In all public spaces, Internet included, integrity requires participants to self-identify as believers, not knowers, whenever one’s subject is merely believed, but not known.  If you’re merely a believer, as I asserted in a prior Carpe Diem post, your lack of knowing ought to be acknowledged publicly, whenever you place your beliefs on public display.

Do you know which you are?  Knower or believer?  It varies of course, with the proposition encountered.  Is your favored proposition, one with a basis in verifiable knowledge?  Or instead, do you assert it as reality although it can be defended by little more than belief?

It’s crucial.  For all of us.  Confusion between when we know and when we don’t, stokes debilitating fires of culture warfare.  It is warfare based too often upon conspiracy theories, disinformation campaigns and other pseudo-realities.  Too often its warfare that rushes into combat on cable TV or the Internet, certitude-confidant about how the world works, but with a basis in little more than belief.

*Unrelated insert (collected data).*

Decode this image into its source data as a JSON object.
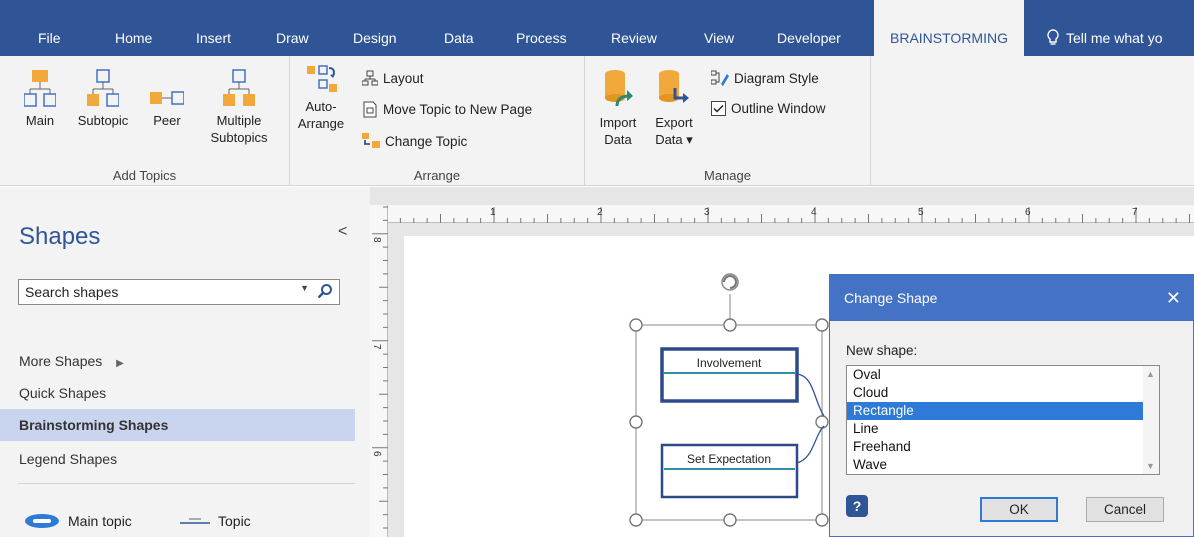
{
  "menu": {
    "tabs": [
      "File",
      "Home",
      "Insert",
      "Draw",
      "Design",
      "Data",
      "Process",
      "Review",
      "View",
      "Developer",
      "BRAINSTORMING"
    ],
    "active_tab": "BRAINSTORMING",
    "tell_me": "Tell me what yo"
  },
  "ribbon": {
    "add_topics": {
      "label": "Add Topics",
      "main": "Main",
      "subtopic": "Subtopic",
      "peer": "Peer",
      "multiple_1": "Multiple",
      "multiple_2": "Subtopics"
    },
    "arrange": {
      "label": "Arrange",
      "auto_1": "Auto-",
      "auto_2": "Arrange",
      "layout": "Layout",
      "move_topic": "Move Topic to New Page",
      "change_topic": "Change Topic"
    },
    "manage": {
      "label": "Manage",
      "import_1": "Import",
      "import_2": "Data",
      "export_1": "Export",
      "export_2": "Data ▾",
      "diagram_style": "Diagram Style",
      "outline_window": "Outline Window",
      "outline_checked": true
    }
  },
  "shapes_pane": {
    "title": "Shapes",
    "collapse": "<",
    "search_placeholder": "Search shapes",
    "items": [
      "More Shapes",
      "Quick Shapes",
      "Brainstorming Shapes",
      "Legend Shapes"
    ],
    "selected_item": "Brainstorming Shapes",
    "stencils": [
      "Main topic",
      "Topic"
    ]
  },
  "rulers": {
    "horizontal": [
      "1",
      "2",
      "3",
      "4",
      "5",
      "6",
      "7"
    ],
    "vertical": [
      "8",
      "7",
      "6"
    ]
  },
  "diagram": {
    "topics": [
      "Involvement",
      "Set Expectation"
    ]
  },
  "dialog": {
    "title": "Change Shape",
    "close": "✕",
    "label": "New shape:",
    "options": [
      "Oval",
      "Cloud",
      "Rectangle",
      "Line",
      "Freehand",
      "Wave"
    ],
    "selected": "Rectangle",
    "help": "?",
    "ok": "OK",
    "cancel": "Cancel"
  },
  "colors": {
    "accent": "#2f5596",
    "dialog_header": "#4472c4",
    "selection": "#2f7ad6",
    "topic_border": "#2e4a8a",
    "topic_line": "#2f8fa8",
    "icon_orange": "#f0a93a"
  }
}
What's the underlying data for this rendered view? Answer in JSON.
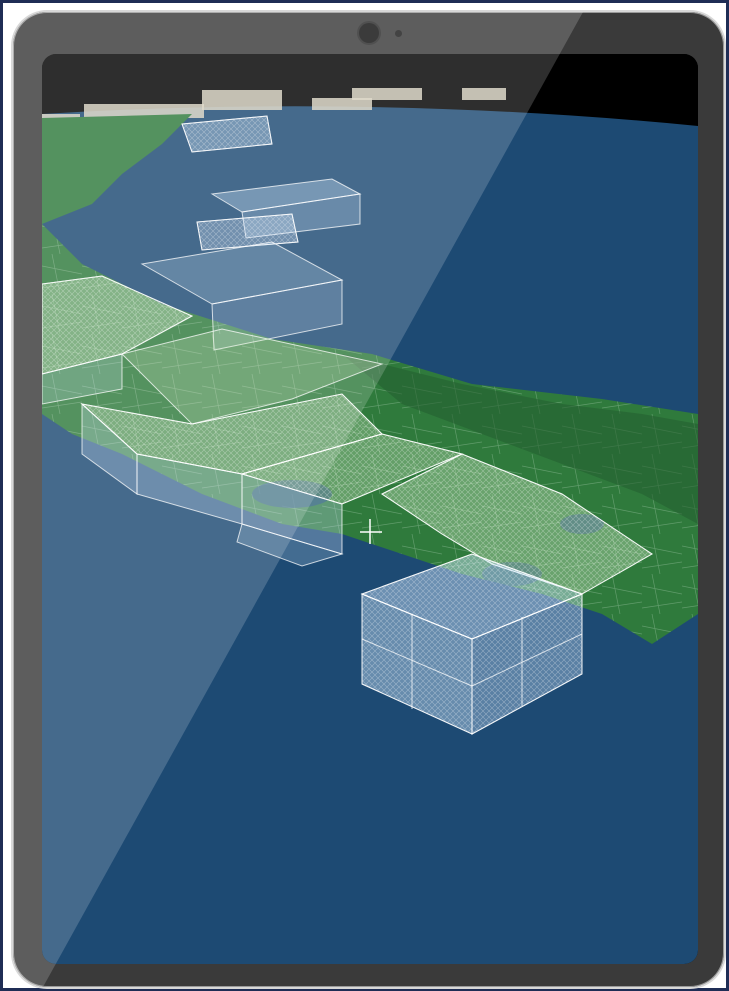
{
  "device": {
    "type": "tablet",
    "bezel_color": "#3a3a3a",
    "screen_background": "#000000"
  },
  "scene": {
    "view": "3d-globe",
    "ocean_color": "#1d4a73",
    "land_color": "#2f7a3c",
    "volume_color": "#cfe6ff",
    "grid_line_color": "#ffffff"
  },
  "icons": {
    "camera": "front-camera-icon",
    "sensor": "sensor-dot-icon"
  }
}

Utah’s a place of long-standing culture warfare, amped by rampant misconceptions about believing versus knowing.  In sum, if you advocate for a proposition that can’t be invalidated by objective inquiry, then your assertion is not knowledge-based, but belief-based instead.  To illustrate, advocacy for the Mormon temple ceremony is not based upon knowledge, but upon belief.  For instance, in public spaces in which others don’t subscribe universally to Mormon beliefs, it’s untruthful and disrespectful I assert, for True Believers to describe belief as truth.

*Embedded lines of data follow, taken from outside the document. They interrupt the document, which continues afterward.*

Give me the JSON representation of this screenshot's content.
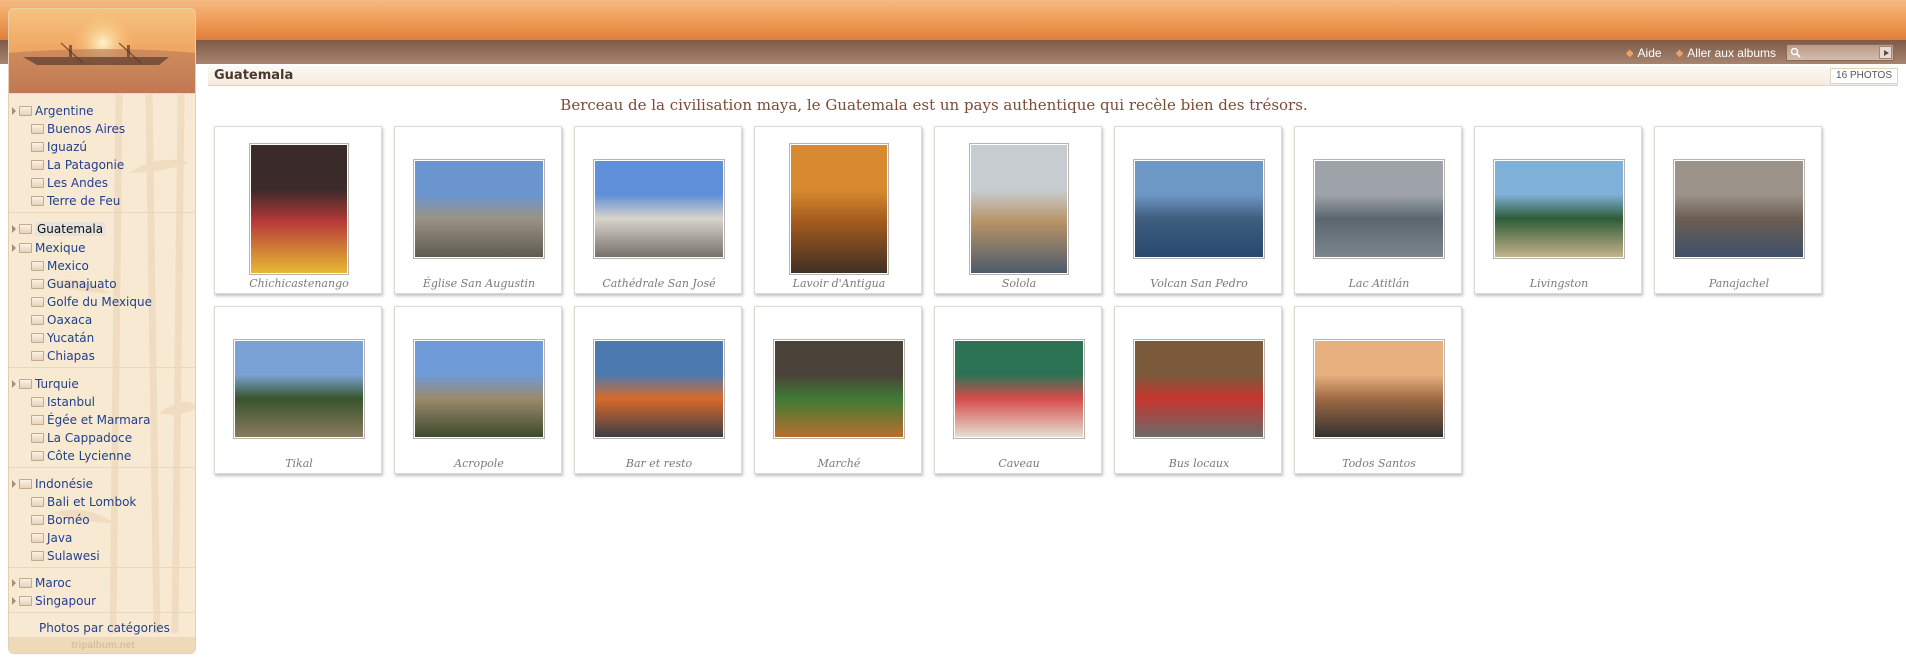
{
  "header": {
    "links": [
      {
        "label": "Aide",
        "icon": "bullet-icon"
      },
      {
        "label": "Aller aux albums",
        "icon": "bullet-icon"
      }
    ],
    "search": {
      "placeholder": "",
      "icon": "search-icon",
      "go_icon": "arrow-right-icon"
    }
  },
  "sidebar": {
    "groups": [
      {
        "label": "Argentine",
        "children": [
          "Buenos Aires",
          "Iguazú",
          "La Patagonie",
          "Les Andes",
          "Terre de Feu"
        ]
      },
      {
        "label": "Guatemala",
        "active": true,
        "children": []
      },
      {
        "label": "Mexique",
        "children": [
          "Mexico",
          "Guanajuato",
          "Golfe du Mexique",
          "Oaxaca",
          "Yucatán",
          "Chiapas"
        ]
      },
      {
        "label": "Turquie",
        "children": [
          "Istanbul",
          "Égée et Marmara",
          "La Cappadoce",
          "Côte Lycienne"
        ]
      },
      {
        "label": "Indonésie",
        "children": [
          "Bali et Lombok",
          "Bornéo",
          "Java",
          "Sulawesi"
        ]
      },
      {
        "label": "Maroc",
        "children": []
      },
      {
        "label": "Singapour",
        "children": []
      }
    ],
    "photos_by_category": "Photos par catégories",
    "footer": "tripalbum.net"
  },
  "album": {
    "title": "Guatemala",
    "photo_count": "16 PHOTOS",
    "description": "Berceau de la civilisation maya, le Guatemala est un pays authentique qui recèle bien des trésors."
  },
  "photos": [
    {
      "caption": "Chichicastenango",
      "orientation": "portrait",
      "colors": [
        "#3b2a2a",
        "#b83a3a",
        "#e7b935"
      ]
    },
    {
      "caption": "Église San Augustin",
      "orientation": "landscape",
      "colors": [
        "#6a95cf",
        "#9a9385",
        "#5f5a52"
      ]
    },
    {
      "caption": "Cathédrale San José",
      "orientation": "landscape",
      "colors": [
        "#5f8fd8",
        "#d8d4cc",
        "#76706a"
      ]
    },
    {
      "caption": "Lavoir d'Antigua",
      "orientation": "portrait",
      "colors": [
        "#d78a2f",
        "#a35a1c",
        "#403024"
      ]
    },
    {
      "caption": "Solola",
      "orientation": "portrait",
      "colors": [
        "#c7ccd0",
        "#b89367",
        "#4d5b6c"
      ]
    },
    {
      "caption": "Volcan San Pedro",
      "orientation": "landscape",
      "colors": [
        "#6d97c4",
        "#3f5e7e",
        "#28496e"
      ]
    },
    {
      "caption": "Lac Atitlán",
      "orientation": "landscape",
      "colors": [
        "#9da3a8",
        "#5b6670",
        "#7b858c"
      ]
    },
    {
      "caption": "Livingston",
      "orientation": "landscape",
      "colors": [
        "#7fb0d8",
        "#2d5c38",
        "#c4b38a"
      ]
    },
    {
      "caption": "Panajachel",
      "orientation": "landscape",
      "colors": [
        "#9b9389",
        "#6c5e52",
        "#3f5069"
      ]
    },
    {
      "caption": "Tikal",
      "orientation": "landscape",
      "colors": [
        "#7ba2d6",
        "#37542c",
        "#8a7a5f"
      ]
    },
    {
      "caption": "Acropole",
      "orientation": "landscape",
      "colors": [
        "#6f9ad8",
        "#9c8a6c",
        "#3f4a2d"
      ]
    },
    {
      "caption": "Bar et resto",
      "orientation": "landscape",
      "colors": [
        "#4c7ab0",
        "#d86a2a",
        "#3d3d46"
      ]
    },
    {
      "caption": "Marché",
      "orientation": "landscape",
      "colors": [
        "#4a4238",
        "#3f7b35",
        "#b86e2d"
      ]
    },
    {
      "caption": "Caveau",
      "orientation": "landscape",
      "colors": [
        "#2c7356",
        "#d74b4b",
        "#e4e0d2"
      ]
    },
    {
      "caption": "Bus locaux",
      "orientation": "landscape",
      "colors": [
        "#7a5a3a",
        "#c7352f",
        "#6a6a6a"
      ]
    },
    {
      "caption": "Todos Santos",
      "orientation": "landscape",
      "colors": [
        "#e7b07f",
        "#9f6a44",
        "#33312f"
      ]
    }
  ]
}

In Utah’s ubiquitous Mormon testimony meetings, to illustrate further, adherents attest among other things, that the Book of Mormon is the true written word of God.  Such claims are belief-based and not knowledge based, however.  Philosopher of science Karl Popper explains.

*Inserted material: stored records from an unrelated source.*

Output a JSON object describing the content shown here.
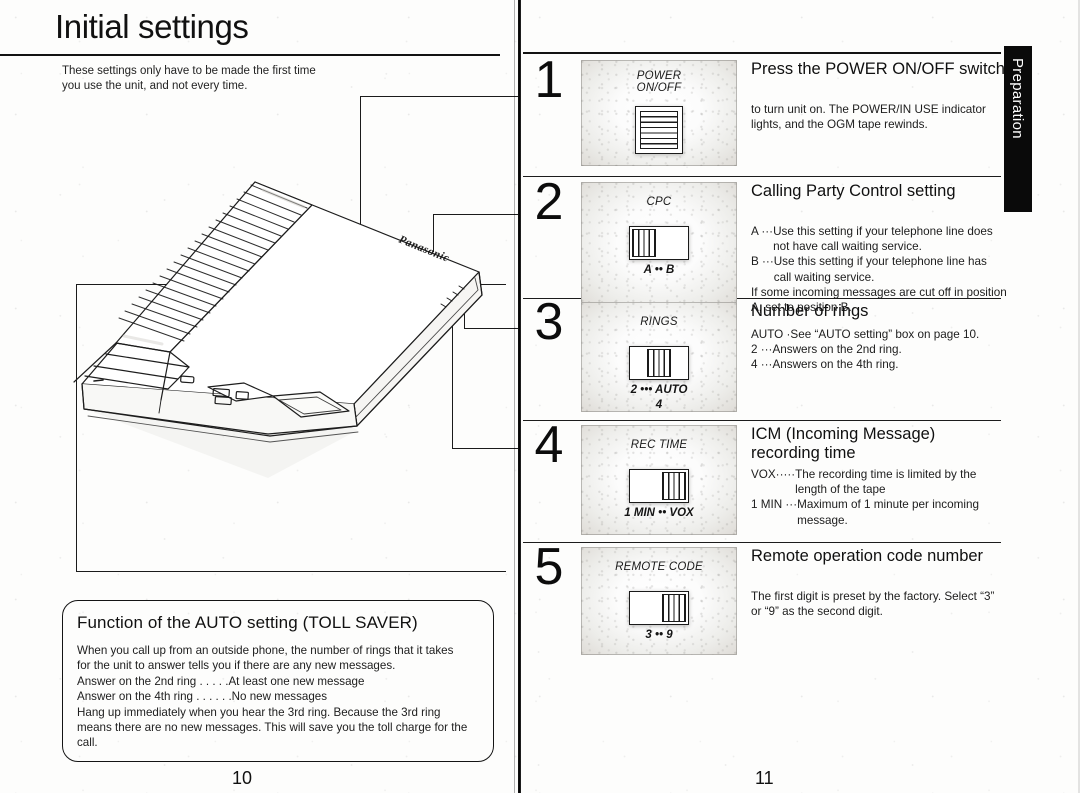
{
  "document": {
    "title": "Initial settings",
    "intro": "These settings only have to be made the first time\nyou use the unit, and not every time.",
    "left_page_number": "10",
    "right_page_number": "11",
    "side_tab": "Preparation",
    "brand_logo": "Panasonic"
  },
  "auto_box": {
    "title": "Function of the AUTO setting (TOLL SAVER)",
    "lines": [
      "When you call up from an outside phone, the number of rings that it takes",
      "for the unit to answer tells you if there are any new messages.",
      "Answer on the 2nd ring . . . . .At least one new message",
      "Answer on the 4th ring . . . . . .No new messages",
      "Hang up immediately when you hear the 3rd ring. Because the 3rd ring",
      "means there are no new messages. This will save you the toll charge for the",
      "call."
    ]
  },
  "steps": [
    {
      "number": "1",
      "panel_label": "POWER\nON/OFF",
      "switch_type": "rocker",
      "knob_position": "",
      "positions": "",
      "positions_sub": "",
      "heading": "Press the POWER ON/OFF switch",
      "body": [
        {
          "key": "",
          "val": "to turn unit on. The POWER/IN USE indicator lights, and the OGM tape rewinds."
        }
      ]
    },
    {
      "number": "2",
      "panel_label": "CPC",
      "switch_type": "slider",
      "knob_position": "left",
      "positions": "A  ••  B",
      "positions_sub": "",
      "heading": "Calling Party Control setting",
      "body": [
        {
          "key": "A ···",
          "val": "Use this setting if your telephone line does not have call waiting service."
        },
        {
          "key": "B ···",
          "val": "Use this setting if your telephone line has call waiting service."
        },
        {
          "key": "",
          "val": "If some incoming messages are cut off in position A, set to position B."
        }
      ]
    },
    {
      "number": "3",
      "panel_label": "RINGS",
      "switch_type": "slider",
      "knob_position": "mid",
      "positions": "2  •••  AUTO",
      "positions_sub": "4",
      "heading": "Number of rings",
      "body": [
        {
          "key": "AUTO ·",
          "val": "See “AUTO setting” box on page 10."
        },
        {
          "key": "2 ···",
          "val": "Answers on the 2nd ring."
        },
        {
          "key": "4 ···",
          "val": "Answers on the 4th ring."
        }
      ]
    },
    {
      "number": "4",
      "panel_label": "REC TIME",
      "switch_type": "slider",
      "knob_position": "right",
      "positions": "1 MIN  ••  VOX",
      "positions_sub": "",
      "heading": "ICM (Incoming Message) recording time",
      "body": [
        {
          "key": "VOX·····",
          "val": "The recording time is limited by the length of the tape"
        },
        {
          "key": "1 MIN ···",
          "val": "Maximum of 1 minute per incoming message."
        }
      ]
    },
    {
      "number": "5",
      "panel_label": "REMOTE CODE",
      "switch_type": "slider",
      "knob_position": "right",
      "positions": "3  ••  9",
      "positions_sub": "",
      "heading": "Remote operation code number",
      "body": [
        {
          "key": "",
          "val": "The first digit is preset by the factory. Select “3” or “9” as the second digit."
        }
      ]
    }
  ]
}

Propositions claiming the status of public knowledge must be evidence-based and therefore refutable.  They must be innately capable of being overridden by impartial inquiry.  If adherence to a particular belief is required as a precondition for the proposition’s embrace, then it’s one of belief and belief alone.

There’s also a tolerance aspect to the Popper rule.  When belief claims collide, their sponsors ought to reflect on this.  As believers rather than knowers, honesty and respect for the other ought to pull us in the direction of tolerance for competing belief claims and their advocates.

In Utah and elsewhere, there’s a corollary for Mormon missionaries; indeed, for anyone evangelizing their point of view.  When one confidently approaches someone’s door, one’s message ought to be delivered heartfully and mindfully this way.  Ready?

The beliefs of the person on the other side of the door aren’t any less “true” than one’s own.